Of course, it would have been much simpler had he been but the common villain he had portrayed years ago. But now…

Dare she believe her taking of him would leave her and her brother, Gilbert, unscathed? As little as she knew of Ranulf Wardieu, there was no doubt he would be missed. And soon.

Unbidden, his image forced itself upon her. His rank of nobility, with its accompanying speech, mannerisms, and clothes might have thrown another, but Lizanne would know him anywhere. That long, shockingly pale hair. His large, powerfully muscled frame—a bit huskier, perhaps. And those eyes that had stared at her with such anger. They were as black as she remembered, yet different as if—

“Curse him!” she rasped. It was he. It could be no other. Drawing her knees to her chest, she wrapped her arms around them.
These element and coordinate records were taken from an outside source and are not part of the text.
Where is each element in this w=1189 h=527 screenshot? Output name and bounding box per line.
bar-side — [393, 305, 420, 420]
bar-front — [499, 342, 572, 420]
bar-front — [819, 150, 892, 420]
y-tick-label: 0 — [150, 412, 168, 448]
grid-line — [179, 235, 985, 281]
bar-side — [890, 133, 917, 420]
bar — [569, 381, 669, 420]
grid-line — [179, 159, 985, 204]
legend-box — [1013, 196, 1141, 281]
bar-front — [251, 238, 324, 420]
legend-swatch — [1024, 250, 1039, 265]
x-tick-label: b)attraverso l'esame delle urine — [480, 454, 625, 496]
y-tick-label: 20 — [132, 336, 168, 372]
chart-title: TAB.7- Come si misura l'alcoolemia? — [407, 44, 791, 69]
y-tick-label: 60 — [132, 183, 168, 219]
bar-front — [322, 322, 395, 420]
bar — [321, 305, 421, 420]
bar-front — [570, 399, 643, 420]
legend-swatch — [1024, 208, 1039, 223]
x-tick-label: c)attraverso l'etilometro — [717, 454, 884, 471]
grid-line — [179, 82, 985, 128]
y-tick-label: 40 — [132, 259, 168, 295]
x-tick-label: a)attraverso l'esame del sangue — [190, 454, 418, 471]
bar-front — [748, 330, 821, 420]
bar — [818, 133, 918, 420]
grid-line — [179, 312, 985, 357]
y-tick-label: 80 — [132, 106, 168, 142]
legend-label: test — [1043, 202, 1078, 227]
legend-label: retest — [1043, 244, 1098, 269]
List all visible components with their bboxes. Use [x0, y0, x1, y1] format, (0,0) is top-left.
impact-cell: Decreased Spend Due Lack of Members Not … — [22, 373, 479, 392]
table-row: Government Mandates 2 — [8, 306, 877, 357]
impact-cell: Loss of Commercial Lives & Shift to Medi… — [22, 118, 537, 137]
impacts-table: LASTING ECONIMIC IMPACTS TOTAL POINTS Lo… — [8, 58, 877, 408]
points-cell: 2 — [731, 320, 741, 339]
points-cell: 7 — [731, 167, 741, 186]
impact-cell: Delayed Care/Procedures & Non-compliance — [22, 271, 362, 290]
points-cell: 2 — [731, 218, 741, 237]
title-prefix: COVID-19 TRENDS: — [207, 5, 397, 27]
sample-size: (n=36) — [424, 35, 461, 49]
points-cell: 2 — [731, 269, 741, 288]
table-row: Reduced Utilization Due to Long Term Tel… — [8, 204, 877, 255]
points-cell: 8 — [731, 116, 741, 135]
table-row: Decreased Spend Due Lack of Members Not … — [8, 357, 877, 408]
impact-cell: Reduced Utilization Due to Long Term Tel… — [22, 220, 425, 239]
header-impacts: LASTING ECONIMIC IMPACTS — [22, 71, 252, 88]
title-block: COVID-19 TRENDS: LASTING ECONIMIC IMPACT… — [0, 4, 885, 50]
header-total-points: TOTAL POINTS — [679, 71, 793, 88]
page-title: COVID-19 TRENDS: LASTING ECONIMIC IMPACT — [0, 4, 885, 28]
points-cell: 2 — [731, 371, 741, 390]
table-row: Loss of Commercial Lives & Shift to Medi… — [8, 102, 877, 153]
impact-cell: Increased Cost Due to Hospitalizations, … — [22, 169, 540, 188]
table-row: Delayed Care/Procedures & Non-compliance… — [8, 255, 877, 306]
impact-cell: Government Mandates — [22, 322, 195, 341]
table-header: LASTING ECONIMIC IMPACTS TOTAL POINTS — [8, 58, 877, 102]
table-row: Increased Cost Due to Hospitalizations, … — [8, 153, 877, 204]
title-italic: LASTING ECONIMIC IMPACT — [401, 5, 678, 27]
The revenge she had envisioned these past years while honing her body and weaponry skills to a level that vied with her brother’s men, was so close. She had but to raise a hand to bring it down upon Ranulf Wardieu’s head. But could she? Dare she?

If only Gilbert had not been waylaid in his return from court. Surely, he would have challenged the man properly and seen justice done. After all, had he not more reason to hate Ranulf Wardieu? Was it not he who bore the marks of that fateful night upon his lame body? Well she knew the depths of his anger.

Her weakening resolve found strength in the memories that had driven her these years, and she called to mind the image of her brother and his pronounced limp…his agony…the lost laughter that had once lit eyes now rendered empty of nearly all but suffering. Wardieu had done that to him.

And what of her? Had she not also suffered? Had not her betrothed, a man with whom she had believed herself in love, broken the marriage contract, citing that she was no longer chaste? Aye, she had suffered, but not as Gilbert had done.

Now nibbling on the inside of her bottom lip, she searched for a solution to her dilemma. How was she to exact revenge? For exact it, she must.

Tears of frustration welled, but she wiped them away and tossed her head. Out of the corner of her eye, she caught another glimpse of the duel in the bailey below. The young squire had backed his opponent into a corner and was taunting him as he prepared to deliver the mock thrust that would name him the victor.